Kelemahan sterilisasi dengan proses termal adalah penggunaan suhu tinggi yang

dapat menimbulkan efek yang tidak diinginkan dalam produk pangan, seperti

kerusakan nutrisi, pembentukan senyawa atau komponen yang bersifat toksik, dan

perubahan karakteristik produk. Perubahan karakteristik produk memengaruhi

daya terima konsumen terhadap produk pangan.Oleh karena itu, untuk mengatasi

kelemahan sterilisasi termal, saat ini teknik-teknik sterilisasi nontermal telah

dikembangkan.

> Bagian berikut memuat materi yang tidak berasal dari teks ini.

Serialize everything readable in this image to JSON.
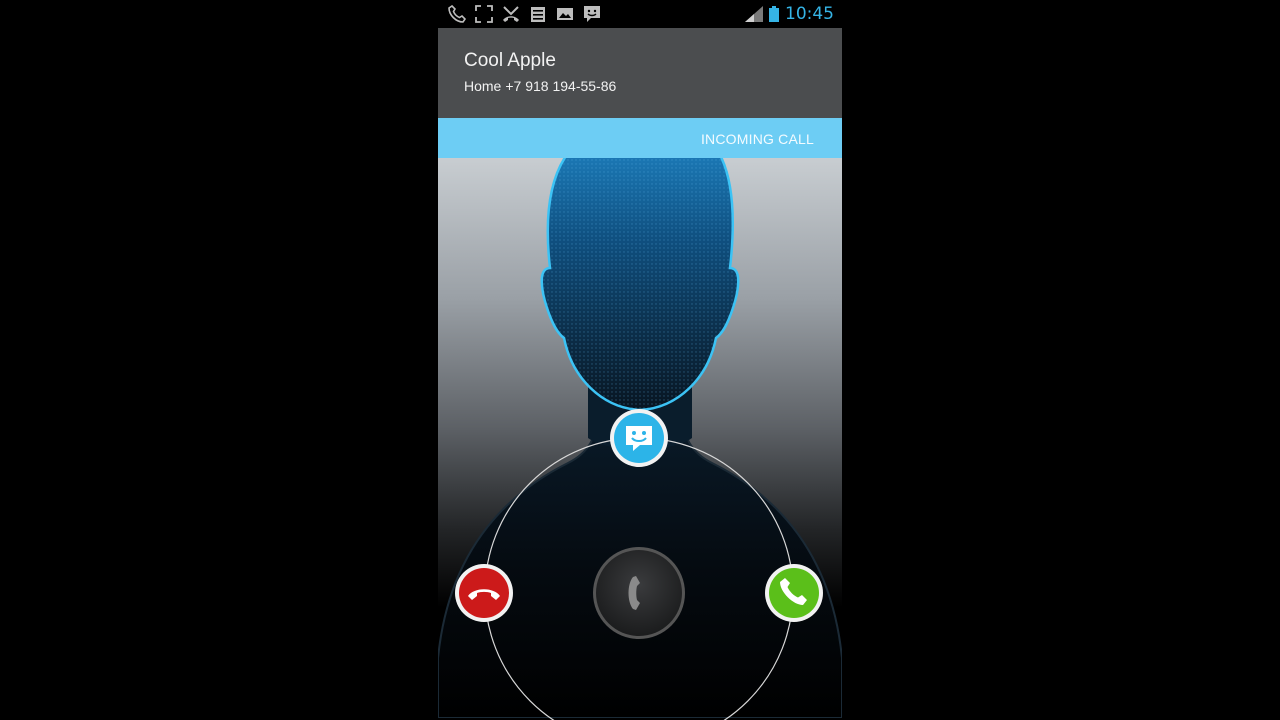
{
  "status_bar": {
    "time": "10:45",
    "icons": [
      "phone-icon",
      "screenshot-icon",
      "missed-call-icon",
      "clipboard-icon",
      "gallery-icon",
      "message-icon",
      "signal-icon",
      "battery-icon"
    ]
  },
  "caller": {
    "name": "Cool Apple",
    "number_label": "Home",
    "number": "+7 918 194-55-86"
  },
  "call_status": "INCOMING CALL",
  "controls": {
    "message": "message-icon",
    "decline": "hang-up-icon",
    "answer": "phone-icon",
    "handle": "phone-handle-icon"
  },
  "colors": {
    "accent": "#35b4e6",
    "incoming_bar": "#6dcdf4",
    "caller_bg": "#4b4d4f",
    "decline": "#d01c1c",
    "answer": "#5fc11b"
  }
}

Teknik sterilisasi nontermal antara lain pengawetan kejut listrik,

osilasi medan magnet, dan tekanan tinggi.

Proses termal yang digunakan dalam pengalengan merupakan metode

untuk mengawetkan makanan, yaitu produk pangan dan kemasannya dinyatakan

sebagai steril secara komersal. Keadaan steriltersebut tercapai dengan

menggunakan panas saja atau dengan kombinasi dengan pH, aktivitas air, atau

pengawetan kimia.Kemasan yang dikemas secara hermetic (tidak memungkinkan

udara, mikroba, atau bahan-bahan lain masuk) dapat menjaga produk tetap steril.

Sterelisasi komersial merupakan proses sterilisasi dengan tujuan

membunuh semua mikroorganisme yang dapat tumbuh pada produk pangan pada

kondisi suhu ruang. Produk yang diproses melalui sterilisasi komersial, aseptis
dan dikemas secara hermetis biasa dikategorikan sebagai produk kaleng walaupun

kemasan yang digunakan tidak terbatas pada kaleng saja melainkan dapat berupa

kemasan yang lain, seperti retort pouch dan gelas jar. Berbeda dengan sterilisasi

total yang biasa diterapkan dalam dunia medis atau kedokteran, sterilisasi

komersial tidak sepenuhnya membunuh mikroba karena masih terdapat beberapa

mikroba yang masih dapat hidup setelah sterilisasi. Akan tetapi, kondisi dalam

kaleng selama distribusi, pemasaran, dan penyimpanan yang aseptis dan vakum,

maka mikroba tersebut tidak dapat hidup dan berkembang biak.

2. RUMUSAN MASALAH.

a. Apa yang dimaksud dengan sterilisasi?

b. Bagaimana proses sterilisasi?

c. Bagaimana proses sterilisasi pada ikan kaleng?

3. TUJUAN.

a. Untuk mengetahui apa yang dimaksud dengan sterilisasi.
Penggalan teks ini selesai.